Gli economisti neoclassici trattarono il p. come una variabile indipendente del sistema economico rinunciando a studiarne le cause e concentrandosi sugli effetti del p. sulla crescita del reddito nazionale, sulla produttività dei fattori, sull’occupazione. Negli anni 1930, J. Hicks definì p. neutrale quello in grado di determinare un uguale aumento del prodotto marginale del lavoro e del prodotto marginale del capitale. In seguito, R.F. Harrod considerò neutrale quel p. che lascia invariato il rapporto capitale/prodotto; il p. tecnico è invece labour-saving se diminuisce il rapporto lavoro/prodotto e capital-saving se il rapporto capitale/prodotto decresce.
Con l’impiego di una funzione di produzione aggregata divennero più fruttuosi gli studi empirici rivolti a misurare gli effetti del p. tecnico sull’aumento della produttività del lavoro. Verso la fine degli anni 1960, R.M. Solow trovò che il p. tecnico aveva contribuito per il 90% alla crescita della produttività del lavoro verificatasi negli Stati Uniti tra il 1909 e il 1949, mentre l’accumulazione del capitale aveva contribuito solo per il restante 10%. Considerando nella funzione di produzione altri elementi quali la qualità del lavoro, le economie di scala, la ricerca e lo sviluppo come suggerito dagli studi di J. Kendrick, D. Sorgenson, E. Denison, Z. Griliches, il contributo del p. tecnico all’aumento della produttività risultava invece notevolmente ridotto.

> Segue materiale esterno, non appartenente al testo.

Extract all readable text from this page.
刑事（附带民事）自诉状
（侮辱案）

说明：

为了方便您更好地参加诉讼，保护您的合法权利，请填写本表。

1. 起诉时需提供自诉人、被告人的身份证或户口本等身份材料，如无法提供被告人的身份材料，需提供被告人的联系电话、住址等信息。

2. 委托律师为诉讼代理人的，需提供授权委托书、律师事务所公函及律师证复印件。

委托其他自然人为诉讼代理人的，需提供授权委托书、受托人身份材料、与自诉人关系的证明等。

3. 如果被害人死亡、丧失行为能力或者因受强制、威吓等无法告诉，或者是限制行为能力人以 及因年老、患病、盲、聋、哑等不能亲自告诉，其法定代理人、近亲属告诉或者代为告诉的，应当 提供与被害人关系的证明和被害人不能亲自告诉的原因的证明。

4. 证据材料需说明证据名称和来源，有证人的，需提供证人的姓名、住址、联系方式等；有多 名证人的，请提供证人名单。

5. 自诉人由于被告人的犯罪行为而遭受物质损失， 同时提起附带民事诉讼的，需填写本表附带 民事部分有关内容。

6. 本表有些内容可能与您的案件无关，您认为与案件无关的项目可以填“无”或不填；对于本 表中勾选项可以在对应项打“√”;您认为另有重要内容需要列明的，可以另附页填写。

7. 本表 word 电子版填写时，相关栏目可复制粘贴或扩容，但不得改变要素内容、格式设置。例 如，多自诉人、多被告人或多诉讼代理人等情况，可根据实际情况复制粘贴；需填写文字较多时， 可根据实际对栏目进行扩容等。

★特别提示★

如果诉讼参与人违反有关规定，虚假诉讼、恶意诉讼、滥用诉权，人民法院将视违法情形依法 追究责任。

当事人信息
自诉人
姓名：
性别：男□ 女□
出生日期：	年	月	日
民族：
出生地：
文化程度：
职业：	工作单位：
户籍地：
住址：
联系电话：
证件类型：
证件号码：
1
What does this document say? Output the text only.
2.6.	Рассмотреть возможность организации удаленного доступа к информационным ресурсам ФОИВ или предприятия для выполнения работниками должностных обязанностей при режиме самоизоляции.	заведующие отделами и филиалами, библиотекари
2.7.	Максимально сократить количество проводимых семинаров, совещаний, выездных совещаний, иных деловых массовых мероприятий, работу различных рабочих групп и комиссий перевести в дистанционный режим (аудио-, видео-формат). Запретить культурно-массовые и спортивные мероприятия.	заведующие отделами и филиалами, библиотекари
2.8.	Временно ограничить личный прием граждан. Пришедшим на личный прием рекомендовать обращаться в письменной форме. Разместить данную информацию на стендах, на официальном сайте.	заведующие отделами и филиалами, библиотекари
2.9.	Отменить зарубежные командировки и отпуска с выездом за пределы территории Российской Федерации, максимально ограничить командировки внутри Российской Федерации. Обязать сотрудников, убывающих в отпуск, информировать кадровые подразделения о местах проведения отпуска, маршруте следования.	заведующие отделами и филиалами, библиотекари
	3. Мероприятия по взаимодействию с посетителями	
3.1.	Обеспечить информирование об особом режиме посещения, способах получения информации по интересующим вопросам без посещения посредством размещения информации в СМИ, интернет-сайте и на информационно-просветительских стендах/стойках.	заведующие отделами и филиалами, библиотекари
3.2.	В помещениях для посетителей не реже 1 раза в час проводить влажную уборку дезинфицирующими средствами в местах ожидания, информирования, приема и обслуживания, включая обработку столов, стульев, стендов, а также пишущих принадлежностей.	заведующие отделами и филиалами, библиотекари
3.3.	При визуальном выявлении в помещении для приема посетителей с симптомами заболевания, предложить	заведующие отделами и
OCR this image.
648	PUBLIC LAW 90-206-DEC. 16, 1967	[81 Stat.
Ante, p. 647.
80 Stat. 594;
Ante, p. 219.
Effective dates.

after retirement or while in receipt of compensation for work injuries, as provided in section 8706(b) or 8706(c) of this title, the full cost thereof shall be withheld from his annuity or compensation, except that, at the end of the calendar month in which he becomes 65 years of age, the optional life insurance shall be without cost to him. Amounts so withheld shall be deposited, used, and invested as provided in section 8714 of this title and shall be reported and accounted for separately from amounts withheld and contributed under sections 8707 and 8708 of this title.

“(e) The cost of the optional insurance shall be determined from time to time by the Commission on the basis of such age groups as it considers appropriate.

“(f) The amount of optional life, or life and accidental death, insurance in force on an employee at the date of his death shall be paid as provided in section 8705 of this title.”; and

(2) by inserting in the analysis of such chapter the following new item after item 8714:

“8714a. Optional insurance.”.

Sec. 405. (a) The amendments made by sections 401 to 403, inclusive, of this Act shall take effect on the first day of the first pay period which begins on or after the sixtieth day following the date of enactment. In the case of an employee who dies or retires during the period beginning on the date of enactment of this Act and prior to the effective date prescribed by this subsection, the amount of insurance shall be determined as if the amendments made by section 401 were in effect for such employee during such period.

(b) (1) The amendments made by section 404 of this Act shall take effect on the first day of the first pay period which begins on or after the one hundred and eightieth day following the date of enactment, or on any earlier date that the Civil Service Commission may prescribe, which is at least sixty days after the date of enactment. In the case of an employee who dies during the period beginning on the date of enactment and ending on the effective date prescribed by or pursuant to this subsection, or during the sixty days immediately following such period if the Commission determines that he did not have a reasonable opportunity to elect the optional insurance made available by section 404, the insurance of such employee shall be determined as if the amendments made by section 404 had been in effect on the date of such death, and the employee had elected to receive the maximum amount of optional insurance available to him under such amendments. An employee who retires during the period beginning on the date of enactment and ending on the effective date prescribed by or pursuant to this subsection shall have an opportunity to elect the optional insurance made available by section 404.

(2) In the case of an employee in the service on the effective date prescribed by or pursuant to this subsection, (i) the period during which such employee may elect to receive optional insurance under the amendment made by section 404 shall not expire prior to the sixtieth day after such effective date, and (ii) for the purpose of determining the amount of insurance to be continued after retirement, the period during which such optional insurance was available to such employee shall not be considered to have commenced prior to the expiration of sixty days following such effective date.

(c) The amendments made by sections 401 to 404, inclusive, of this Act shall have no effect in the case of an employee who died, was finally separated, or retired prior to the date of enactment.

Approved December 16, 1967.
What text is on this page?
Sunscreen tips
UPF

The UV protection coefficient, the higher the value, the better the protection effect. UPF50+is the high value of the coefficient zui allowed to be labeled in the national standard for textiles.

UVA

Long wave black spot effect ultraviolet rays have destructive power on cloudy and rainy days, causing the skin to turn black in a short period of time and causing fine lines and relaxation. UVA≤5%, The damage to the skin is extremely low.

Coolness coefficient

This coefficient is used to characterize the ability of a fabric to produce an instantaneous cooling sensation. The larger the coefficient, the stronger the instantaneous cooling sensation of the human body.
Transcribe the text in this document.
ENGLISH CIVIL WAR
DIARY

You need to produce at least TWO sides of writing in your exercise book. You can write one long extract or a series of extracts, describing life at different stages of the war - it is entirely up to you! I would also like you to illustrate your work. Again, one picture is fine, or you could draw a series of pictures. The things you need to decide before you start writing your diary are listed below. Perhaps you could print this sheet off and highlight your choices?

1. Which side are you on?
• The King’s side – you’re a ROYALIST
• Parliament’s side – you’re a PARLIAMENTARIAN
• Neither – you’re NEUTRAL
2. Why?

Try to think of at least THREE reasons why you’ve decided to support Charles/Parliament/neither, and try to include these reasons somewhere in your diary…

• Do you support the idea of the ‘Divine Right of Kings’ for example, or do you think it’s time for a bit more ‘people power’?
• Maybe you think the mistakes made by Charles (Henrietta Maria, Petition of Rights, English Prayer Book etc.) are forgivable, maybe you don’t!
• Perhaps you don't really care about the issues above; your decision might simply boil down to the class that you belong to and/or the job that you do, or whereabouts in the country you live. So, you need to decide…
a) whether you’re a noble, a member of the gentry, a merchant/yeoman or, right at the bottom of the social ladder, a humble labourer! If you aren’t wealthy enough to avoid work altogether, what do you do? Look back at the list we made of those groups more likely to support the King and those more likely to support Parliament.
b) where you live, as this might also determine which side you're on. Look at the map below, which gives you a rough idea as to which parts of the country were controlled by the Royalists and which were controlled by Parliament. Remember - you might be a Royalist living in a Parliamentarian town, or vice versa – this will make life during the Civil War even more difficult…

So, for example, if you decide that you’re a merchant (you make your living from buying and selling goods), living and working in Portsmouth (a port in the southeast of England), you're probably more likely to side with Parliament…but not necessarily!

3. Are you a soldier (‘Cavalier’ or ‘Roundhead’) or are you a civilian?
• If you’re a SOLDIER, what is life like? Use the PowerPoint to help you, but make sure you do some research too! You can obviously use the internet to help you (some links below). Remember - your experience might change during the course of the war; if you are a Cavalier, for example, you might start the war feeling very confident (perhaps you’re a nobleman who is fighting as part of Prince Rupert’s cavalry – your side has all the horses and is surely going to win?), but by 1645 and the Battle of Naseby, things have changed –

Gli effetti del p. tecnico sono stati poi ulteriormente analizzati dalla scuola evolutiva. R. Nelson, S. Winter, C. Freeman, G. Dosi, L. Soete, G. Silverberger hanno illustrato il ruolo del sistema innovativo (relativo a variazioni non solo tecnologiche ma anche istituzionali e sociali) nel determinare il successo produttivo e commerciale del progresso. In particolare, è stato rilevato che il p. non è indipendente dal sistema economico, come sostenuto dai neoclassici, ma è determinato anche dalle decisioni degli operatori. Già Harrod aveva ipotizzato che una fonte di p. tecnico, la crescita del capitale umano, dipendesse dalle decisioni degli agenti economici; negli anni 1960 H. Uzawa presentò un modello in cui la crescita endogena del capitale umano determinava la crescita del prodotto. Ma fu solo nella seconda metà degli anni 1980 che i modelli di crescita endogena ebbero una maggiore diffusione, dando luogo a un nuovo filone di studi con i contributi di P. Romer, R.E. Lucas, H. Grossman e E. Helpman, P. Aghion e P. Howitt. Secondo i primi modelli di crescita endogena, il p. tecnico è una conseguenza dell’apprendimento per esperienza; in quelli successivi diviene il risultato delle spese in ricerca effettuate intenzionalmente dalle imprese per ottenere maggiori profitti mediante l’introduzione di nuovi beni sul mercato. Il p. tecnico perde pertanto qualsiasi connotazione di residuo e viene invece considerato simile a un fattore di produzione, il cui utilizzo dipende dal suo costo e dalla sua produttività. Successivi lavori empirici utilizzano questa impostazione per spiegare fenomeni precedentemente poco compresi, quali la mancata convergenza tra paesi industriali e quelli in via di sviluppo – poiché il basso livello di reddito impedisce una rapida accumulazione di conoscenza tecnologica – o le fluttuazioni economiche, generate da shock endogeni connessi allo sviluppo della conoscenza tecnologica.